$7 \mid 5^n+1$ implies $5^n+1=7a$ for some integer $a$
i.e $5^n=7a-1$
Now , $5^n$ is an integer which always ends with $5$ [for any integer $n$].
Thus , $7a-1$ must also end with $5$.But , this is only possible when , $a$ is an integer ending with $8$ as, $7 \times 8=56$ and $6-1=5$. But , for all digits ending with $8$ say $8$ itself , $5^n$ does not exist.
So , how to solve this sum ? Please help me .
Thank you.
On
$5$ is a generator modulo $7$.
More generally, given a generator $g$ modulo $m$ (which admits exactly $\varphi(\varphi(m))$ generators) hence the solutions of $g^x \equiv -1 \pmod{m}$ is given by $$ x\equiv \frac{\varphi(m)}{2} \pmod{\varphi(m)}. $$
Notice that twe are not even assuming that $m$ is prime.
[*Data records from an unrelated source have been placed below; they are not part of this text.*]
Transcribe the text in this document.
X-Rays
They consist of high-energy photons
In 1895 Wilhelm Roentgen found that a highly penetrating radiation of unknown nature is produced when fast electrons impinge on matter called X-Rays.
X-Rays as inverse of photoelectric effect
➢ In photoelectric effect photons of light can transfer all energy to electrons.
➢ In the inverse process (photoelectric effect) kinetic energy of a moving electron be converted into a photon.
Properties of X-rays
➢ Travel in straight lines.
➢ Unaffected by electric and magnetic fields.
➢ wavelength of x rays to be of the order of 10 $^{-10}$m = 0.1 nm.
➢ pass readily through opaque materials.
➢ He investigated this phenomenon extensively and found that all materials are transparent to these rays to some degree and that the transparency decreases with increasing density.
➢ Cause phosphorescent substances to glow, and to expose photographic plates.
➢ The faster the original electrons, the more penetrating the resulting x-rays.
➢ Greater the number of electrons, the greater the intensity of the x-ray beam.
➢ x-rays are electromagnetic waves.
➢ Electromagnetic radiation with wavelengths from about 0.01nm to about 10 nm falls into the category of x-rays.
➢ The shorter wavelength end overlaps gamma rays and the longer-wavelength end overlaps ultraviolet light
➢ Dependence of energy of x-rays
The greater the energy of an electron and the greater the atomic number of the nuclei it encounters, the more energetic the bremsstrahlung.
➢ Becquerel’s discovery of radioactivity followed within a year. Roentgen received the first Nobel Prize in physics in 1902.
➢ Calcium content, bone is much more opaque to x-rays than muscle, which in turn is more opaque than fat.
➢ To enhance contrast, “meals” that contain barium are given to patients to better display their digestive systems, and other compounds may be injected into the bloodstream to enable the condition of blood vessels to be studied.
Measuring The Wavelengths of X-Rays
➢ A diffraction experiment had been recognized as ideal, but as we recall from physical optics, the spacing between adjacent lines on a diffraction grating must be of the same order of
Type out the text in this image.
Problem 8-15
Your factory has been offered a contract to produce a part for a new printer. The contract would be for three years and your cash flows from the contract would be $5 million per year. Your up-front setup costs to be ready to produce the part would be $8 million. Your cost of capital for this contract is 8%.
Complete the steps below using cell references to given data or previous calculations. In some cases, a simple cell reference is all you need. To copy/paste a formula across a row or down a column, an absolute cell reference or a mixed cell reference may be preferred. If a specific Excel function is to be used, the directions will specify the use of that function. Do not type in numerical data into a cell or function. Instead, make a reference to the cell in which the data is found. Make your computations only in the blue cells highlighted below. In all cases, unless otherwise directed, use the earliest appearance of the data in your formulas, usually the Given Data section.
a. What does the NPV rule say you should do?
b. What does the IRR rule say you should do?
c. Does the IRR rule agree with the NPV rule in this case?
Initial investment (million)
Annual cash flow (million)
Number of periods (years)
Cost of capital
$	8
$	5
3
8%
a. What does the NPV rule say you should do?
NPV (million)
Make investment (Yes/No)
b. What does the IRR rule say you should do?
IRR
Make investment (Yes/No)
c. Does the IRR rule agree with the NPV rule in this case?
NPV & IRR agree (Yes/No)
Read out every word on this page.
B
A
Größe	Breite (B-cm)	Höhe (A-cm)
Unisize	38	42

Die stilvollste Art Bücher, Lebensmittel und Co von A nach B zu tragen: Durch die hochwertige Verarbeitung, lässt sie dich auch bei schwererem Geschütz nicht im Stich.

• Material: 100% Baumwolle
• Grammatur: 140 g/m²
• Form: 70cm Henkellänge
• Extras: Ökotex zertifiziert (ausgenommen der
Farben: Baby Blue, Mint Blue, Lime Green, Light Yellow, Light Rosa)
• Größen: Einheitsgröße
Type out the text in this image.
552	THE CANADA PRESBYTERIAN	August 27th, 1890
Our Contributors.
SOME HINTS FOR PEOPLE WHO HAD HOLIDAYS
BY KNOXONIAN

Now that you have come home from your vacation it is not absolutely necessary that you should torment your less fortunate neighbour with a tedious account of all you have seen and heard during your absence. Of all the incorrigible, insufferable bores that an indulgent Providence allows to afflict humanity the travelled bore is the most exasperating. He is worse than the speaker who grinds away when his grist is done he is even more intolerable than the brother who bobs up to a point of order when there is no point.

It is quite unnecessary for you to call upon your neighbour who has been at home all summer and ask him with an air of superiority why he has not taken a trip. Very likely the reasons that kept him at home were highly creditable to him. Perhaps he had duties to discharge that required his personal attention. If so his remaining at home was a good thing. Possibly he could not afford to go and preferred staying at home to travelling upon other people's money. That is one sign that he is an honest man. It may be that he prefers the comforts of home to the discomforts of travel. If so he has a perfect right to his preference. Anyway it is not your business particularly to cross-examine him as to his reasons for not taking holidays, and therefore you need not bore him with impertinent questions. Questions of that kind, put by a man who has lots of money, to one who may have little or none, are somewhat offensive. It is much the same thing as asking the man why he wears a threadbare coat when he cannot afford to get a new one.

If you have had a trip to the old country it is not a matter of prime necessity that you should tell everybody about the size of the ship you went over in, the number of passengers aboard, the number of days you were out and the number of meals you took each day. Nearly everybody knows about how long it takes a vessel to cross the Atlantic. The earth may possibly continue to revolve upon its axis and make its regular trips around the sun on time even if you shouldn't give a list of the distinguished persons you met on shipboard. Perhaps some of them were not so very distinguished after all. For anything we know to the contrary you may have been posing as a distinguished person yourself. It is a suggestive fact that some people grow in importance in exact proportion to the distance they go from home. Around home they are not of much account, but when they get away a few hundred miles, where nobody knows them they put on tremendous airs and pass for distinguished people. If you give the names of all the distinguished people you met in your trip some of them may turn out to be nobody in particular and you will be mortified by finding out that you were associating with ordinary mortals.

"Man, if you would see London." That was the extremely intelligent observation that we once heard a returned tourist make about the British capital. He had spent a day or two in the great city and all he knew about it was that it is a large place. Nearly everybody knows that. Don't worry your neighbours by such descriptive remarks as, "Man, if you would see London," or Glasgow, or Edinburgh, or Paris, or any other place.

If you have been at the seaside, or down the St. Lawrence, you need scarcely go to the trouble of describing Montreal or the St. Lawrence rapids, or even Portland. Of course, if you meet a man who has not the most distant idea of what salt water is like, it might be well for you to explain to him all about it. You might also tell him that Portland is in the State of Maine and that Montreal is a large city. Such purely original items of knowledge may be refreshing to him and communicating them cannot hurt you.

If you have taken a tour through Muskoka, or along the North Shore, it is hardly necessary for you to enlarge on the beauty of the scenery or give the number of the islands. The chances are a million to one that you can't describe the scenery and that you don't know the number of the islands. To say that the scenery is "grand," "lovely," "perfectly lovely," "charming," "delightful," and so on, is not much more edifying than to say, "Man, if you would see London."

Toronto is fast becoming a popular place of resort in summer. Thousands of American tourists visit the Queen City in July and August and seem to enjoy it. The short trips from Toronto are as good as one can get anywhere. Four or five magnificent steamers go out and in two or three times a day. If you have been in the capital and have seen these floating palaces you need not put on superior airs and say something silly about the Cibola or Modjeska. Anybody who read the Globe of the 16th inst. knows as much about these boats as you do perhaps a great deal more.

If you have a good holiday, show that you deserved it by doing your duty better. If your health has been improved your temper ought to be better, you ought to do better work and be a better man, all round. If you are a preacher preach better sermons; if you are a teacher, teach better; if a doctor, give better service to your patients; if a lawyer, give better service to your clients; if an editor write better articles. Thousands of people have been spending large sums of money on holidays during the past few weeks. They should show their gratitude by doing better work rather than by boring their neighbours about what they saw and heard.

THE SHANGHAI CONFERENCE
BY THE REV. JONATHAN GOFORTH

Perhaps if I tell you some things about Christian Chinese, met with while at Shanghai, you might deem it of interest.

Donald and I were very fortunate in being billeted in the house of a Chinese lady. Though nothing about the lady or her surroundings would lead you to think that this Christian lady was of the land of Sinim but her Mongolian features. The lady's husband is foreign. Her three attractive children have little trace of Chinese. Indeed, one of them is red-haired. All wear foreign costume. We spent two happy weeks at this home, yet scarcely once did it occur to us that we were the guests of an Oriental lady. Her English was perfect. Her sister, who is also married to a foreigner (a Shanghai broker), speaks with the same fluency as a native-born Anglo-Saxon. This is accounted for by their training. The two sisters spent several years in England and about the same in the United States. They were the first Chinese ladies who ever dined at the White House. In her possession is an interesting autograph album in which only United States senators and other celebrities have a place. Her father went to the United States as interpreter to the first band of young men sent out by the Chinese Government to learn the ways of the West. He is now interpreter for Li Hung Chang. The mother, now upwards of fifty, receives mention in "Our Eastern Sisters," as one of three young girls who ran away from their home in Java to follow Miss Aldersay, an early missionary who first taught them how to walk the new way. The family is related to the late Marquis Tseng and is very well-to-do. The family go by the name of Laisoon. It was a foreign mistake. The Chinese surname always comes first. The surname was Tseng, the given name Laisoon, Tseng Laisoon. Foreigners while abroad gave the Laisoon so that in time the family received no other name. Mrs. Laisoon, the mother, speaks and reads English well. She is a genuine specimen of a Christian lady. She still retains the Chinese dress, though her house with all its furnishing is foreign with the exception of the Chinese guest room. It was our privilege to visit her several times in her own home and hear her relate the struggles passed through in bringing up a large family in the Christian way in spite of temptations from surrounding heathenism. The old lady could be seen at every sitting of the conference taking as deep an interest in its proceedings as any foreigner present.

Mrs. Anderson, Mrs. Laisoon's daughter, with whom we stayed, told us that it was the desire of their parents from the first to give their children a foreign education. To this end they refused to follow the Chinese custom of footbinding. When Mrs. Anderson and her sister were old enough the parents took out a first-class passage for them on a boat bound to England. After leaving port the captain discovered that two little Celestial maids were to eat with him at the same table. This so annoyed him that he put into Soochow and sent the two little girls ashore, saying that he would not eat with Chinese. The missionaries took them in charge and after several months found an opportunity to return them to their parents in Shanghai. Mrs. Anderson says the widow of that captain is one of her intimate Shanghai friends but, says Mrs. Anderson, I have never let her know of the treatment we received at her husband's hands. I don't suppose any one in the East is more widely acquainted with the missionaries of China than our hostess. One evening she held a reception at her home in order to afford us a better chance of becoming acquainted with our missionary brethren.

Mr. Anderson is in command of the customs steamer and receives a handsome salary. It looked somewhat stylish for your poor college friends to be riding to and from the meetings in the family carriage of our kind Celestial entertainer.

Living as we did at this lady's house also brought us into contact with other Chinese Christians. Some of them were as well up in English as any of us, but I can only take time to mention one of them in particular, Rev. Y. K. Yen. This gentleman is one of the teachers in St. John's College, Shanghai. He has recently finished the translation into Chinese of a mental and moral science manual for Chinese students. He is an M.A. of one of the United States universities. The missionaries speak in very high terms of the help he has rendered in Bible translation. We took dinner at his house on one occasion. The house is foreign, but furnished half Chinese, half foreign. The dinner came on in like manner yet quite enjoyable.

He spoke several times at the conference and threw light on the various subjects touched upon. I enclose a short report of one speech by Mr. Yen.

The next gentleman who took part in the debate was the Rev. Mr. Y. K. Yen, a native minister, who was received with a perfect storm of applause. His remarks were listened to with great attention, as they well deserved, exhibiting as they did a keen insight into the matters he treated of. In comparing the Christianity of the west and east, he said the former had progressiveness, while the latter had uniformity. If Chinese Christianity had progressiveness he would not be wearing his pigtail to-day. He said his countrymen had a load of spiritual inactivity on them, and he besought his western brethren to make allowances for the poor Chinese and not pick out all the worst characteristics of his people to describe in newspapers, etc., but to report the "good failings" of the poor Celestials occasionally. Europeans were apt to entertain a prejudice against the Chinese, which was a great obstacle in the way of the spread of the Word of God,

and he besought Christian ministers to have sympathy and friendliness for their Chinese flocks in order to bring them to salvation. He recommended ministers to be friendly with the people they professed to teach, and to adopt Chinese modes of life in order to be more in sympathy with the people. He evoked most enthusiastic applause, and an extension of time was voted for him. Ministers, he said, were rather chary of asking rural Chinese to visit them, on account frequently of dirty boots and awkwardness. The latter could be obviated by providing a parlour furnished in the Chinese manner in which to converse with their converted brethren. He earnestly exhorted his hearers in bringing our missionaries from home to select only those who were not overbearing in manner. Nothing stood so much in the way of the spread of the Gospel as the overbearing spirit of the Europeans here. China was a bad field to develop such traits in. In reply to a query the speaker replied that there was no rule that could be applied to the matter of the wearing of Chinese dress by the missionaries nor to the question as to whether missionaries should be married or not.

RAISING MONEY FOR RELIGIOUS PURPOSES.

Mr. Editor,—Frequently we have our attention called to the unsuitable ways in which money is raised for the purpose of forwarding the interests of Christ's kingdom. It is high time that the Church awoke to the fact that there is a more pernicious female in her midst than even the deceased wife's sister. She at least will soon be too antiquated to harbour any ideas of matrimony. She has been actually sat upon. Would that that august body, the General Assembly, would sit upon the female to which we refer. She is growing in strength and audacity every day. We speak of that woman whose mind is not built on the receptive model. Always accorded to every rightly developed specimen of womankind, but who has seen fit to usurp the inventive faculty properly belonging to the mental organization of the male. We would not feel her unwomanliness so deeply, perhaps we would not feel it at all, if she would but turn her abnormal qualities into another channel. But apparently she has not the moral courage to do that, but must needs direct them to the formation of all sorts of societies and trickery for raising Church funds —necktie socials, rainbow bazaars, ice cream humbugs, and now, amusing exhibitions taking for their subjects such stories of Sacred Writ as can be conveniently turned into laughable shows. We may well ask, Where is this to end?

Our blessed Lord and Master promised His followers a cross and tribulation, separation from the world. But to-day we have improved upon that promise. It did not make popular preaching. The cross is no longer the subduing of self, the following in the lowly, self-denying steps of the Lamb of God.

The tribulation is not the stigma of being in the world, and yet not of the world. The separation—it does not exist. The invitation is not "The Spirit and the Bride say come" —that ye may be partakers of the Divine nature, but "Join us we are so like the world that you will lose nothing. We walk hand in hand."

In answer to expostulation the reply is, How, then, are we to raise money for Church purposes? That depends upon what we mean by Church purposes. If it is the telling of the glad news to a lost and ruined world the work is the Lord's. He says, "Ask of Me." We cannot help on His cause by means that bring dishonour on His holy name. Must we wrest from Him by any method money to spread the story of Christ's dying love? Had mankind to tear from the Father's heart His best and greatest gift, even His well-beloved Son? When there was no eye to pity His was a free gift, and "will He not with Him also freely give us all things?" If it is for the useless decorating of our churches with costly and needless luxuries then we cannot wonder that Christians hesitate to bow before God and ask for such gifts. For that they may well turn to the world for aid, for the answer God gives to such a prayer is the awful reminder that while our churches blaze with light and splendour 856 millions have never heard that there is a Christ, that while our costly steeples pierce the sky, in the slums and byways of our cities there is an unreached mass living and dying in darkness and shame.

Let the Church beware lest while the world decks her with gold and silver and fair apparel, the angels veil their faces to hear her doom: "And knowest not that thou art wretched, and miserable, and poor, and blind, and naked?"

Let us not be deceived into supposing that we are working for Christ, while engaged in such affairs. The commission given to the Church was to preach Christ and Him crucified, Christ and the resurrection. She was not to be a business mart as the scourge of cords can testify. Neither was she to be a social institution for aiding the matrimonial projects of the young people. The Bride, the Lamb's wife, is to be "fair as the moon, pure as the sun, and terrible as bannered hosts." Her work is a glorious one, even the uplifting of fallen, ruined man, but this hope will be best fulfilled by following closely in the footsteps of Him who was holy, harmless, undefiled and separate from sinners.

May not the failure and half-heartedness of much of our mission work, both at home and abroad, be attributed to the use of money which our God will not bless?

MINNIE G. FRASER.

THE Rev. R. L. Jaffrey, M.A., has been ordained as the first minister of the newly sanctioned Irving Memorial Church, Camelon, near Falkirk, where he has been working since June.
Indeed $m$ admits at least one generator if and only if $m \in \{2,4,p^k,2p^k\}$ for some prime $p$ and positive integer $k$.
$5^n\equiv 1,5,4,-1,2,3,1\pmod{\! 7}$ for $n=0,1,2,3,4,5,6$, respectively.
This pattern continues and $\, 5^n\equiv -1\iff n\equiv 3\, $ mod $6$.
More rigorously: $3$ is the least nonnegative $c$ giving $5^c\equiv -1\pmod{\! 7}$.
Let $n=3+k$ with $k\ge 0$. We'll show $5^n\equiv -1\pmod{\! 7}$ iff $k=6m$ for some $m\ge 0$.
$5^{n}\equiv 5^{3+k}\equiv -5^{k}\equiv -1\pmod{\! 7}\iff 5^k\equiv 1\pmod{\! 7}$.
This is true iff $k=(\text{ord}_7 5)m=6m$ for some $m\ge 0$.